A modalidade Pix por aproximação, projetada para agilizar pagamentos eletrônicos através da tecnologia Near Field Communication (NFC), celebrou seu primeiro ano de funcionamento no Brasil enfrentando o desafio de ampliar a adesão do público. Dados recentes divulgados pelo Banco Central (BC) revelam que, em janeiro, as transferências realizadas por aproximação corresponderam a uma parcela mínima: apenas 0,01% do total de transações Pix e 0,02% do valor financeiro movimentado no período. Este cenário aponta para uma lenta assimilação da tecnologia pelos usuários, que ainda preferem as formas tradicionais de Pix.

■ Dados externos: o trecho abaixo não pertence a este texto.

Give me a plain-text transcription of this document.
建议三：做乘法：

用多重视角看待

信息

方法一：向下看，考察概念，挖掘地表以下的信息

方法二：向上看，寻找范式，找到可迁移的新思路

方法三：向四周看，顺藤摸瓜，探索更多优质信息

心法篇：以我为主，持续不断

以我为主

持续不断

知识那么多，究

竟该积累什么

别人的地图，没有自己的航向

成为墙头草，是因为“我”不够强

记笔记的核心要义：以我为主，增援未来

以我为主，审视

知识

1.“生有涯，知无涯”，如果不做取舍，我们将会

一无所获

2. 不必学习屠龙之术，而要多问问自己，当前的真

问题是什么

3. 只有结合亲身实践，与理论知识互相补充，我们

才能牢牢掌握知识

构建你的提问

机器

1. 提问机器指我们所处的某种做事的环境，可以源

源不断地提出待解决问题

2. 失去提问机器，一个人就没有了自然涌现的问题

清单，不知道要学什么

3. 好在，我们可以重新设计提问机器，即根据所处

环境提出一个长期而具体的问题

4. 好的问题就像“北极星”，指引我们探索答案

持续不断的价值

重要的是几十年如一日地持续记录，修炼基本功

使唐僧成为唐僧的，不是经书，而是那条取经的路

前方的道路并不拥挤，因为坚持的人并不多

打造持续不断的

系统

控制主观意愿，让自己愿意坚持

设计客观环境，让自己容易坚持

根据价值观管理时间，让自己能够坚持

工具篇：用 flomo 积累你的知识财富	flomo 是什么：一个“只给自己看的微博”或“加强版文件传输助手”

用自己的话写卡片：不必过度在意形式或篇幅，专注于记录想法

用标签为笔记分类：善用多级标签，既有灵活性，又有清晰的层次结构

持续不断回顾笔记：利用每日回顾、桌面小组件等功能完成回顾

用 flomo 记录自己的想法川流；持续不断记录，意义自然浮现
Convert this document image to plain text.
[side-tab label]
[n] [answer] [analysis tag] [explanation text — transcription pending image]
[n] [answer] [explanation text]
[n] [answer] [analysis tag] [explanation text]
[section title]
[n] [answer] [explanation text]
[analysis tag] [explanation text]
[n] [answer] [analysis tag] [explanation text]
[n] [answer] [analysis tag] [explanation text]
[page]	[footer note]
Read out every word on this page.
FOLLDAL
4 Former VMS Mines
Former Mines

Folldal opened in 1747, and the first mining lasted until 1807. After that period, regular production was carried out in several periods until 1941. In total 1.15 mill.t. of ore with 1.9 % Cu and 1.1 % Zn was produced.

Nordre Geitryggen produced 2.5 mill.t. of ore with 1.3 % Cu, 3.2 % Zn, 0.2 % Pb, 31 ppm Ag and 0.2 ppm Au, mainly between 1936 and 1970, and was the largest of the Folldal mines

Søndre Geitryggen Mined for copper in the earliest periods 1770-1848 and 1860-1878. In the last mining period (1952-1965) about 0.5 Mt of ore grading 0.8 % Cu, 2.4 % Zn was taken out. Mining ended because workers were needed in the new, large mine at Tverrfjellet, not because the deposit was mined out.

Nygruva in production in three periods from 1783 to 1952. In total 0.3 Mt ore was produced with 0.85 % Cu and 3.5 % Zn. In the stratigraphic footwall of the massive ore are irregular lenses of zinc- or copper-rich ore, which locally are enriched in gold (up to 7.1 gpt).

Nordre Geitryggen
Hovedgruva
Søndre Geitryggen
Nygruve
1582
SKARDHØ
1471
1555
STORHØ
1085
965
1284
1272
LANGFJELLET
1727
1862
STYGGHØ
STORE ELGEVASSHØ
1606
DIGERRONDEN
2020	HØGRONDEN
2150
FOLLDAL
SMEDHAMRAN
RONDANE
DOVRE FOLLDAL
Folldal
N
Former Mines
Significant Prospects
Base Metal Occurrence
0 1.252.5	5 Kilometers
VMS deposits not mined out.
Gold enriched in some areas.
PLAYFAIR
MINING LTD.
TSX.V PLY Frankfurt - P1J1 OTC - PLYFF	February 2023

Em termos numéricos, de um total de 6,33 bilhões de transferências Pix efetuadas no mês de janeiro, somente 1,057 milhão foram realizadas por meio da aproximação do celular a maquininhas de cartão ou telas de computador. Quanto aos montantes, dos R$ 2,69 trilhões transacionados em janeiro, R$ 568,73 milhões foram movimentados via aproximação. Especialistas do setor financeiro, como o diretor executivo da Associação dos Iniciadores de Transação de Pagamento (Init), Gustavo Lino, atribuem a baixa adesão inicial a fatores como as rigorosas restrições de segurança impostas pelo Banco Central e os limites operacionais que regulam a modalidade. Ele, contudo, observa uma clara tendência de expansão nos últimos meses, principalmente entre empresas.

Apesar de sua participação ainda discreta no sistema geral do Pix, o Pix por aproximação tem demonstrado um crescimento exponencial desde seu lançamento. Em julho do ano passado, a modalidade registrava apenas 35,3 mil transações. Esse número saltou significativamente, ultrapassando a marca de 1 milhão de transferências pela primeira vez em novembro do mesmo ano. Os valores movimentados seguiram a mesma trajetória ascendente, partindo de R$ 95,1 mil em julho para impressionantes R$ 133,151 milhões em dezembro, evidenciando um interesse crescente, especialmente para pagamentos de alta recorrência e em pontos de venda com grande fluxo de clientes, onde a agilidade é crucial. Lino reforça o grande potencial, principalmente no ambiente corporativo, onde o amadurecimento das ofertas pode suportar mais casos de uso.

Para garantir a segurança dos usuários e coibir fraudes, o Banco Central estabeleceu um limite padrão de R$ 500 para cada Pix por aproximação realizado via Google Pay, presente na maioria dos smartphones Android. Contudo, quando a transação é efetuada diretamente pelos aplicativos das instituições financeiras — que são obrigadas a oferecer a modalidade — os limites podem ser personalizados pelo correntista, permitindo a redução do valor por transação ou a definição de um valor máximo diário. O grande diferencial desta modalidade reside na rapidez, dispensando a necessidade de abrir o aplicativo bancário, escanear QR codes ou digitar chaves, bastando ativar a função NFC do smartphone e aproximar o dispositivo da maquininha ou tela para efetuar o pagamento.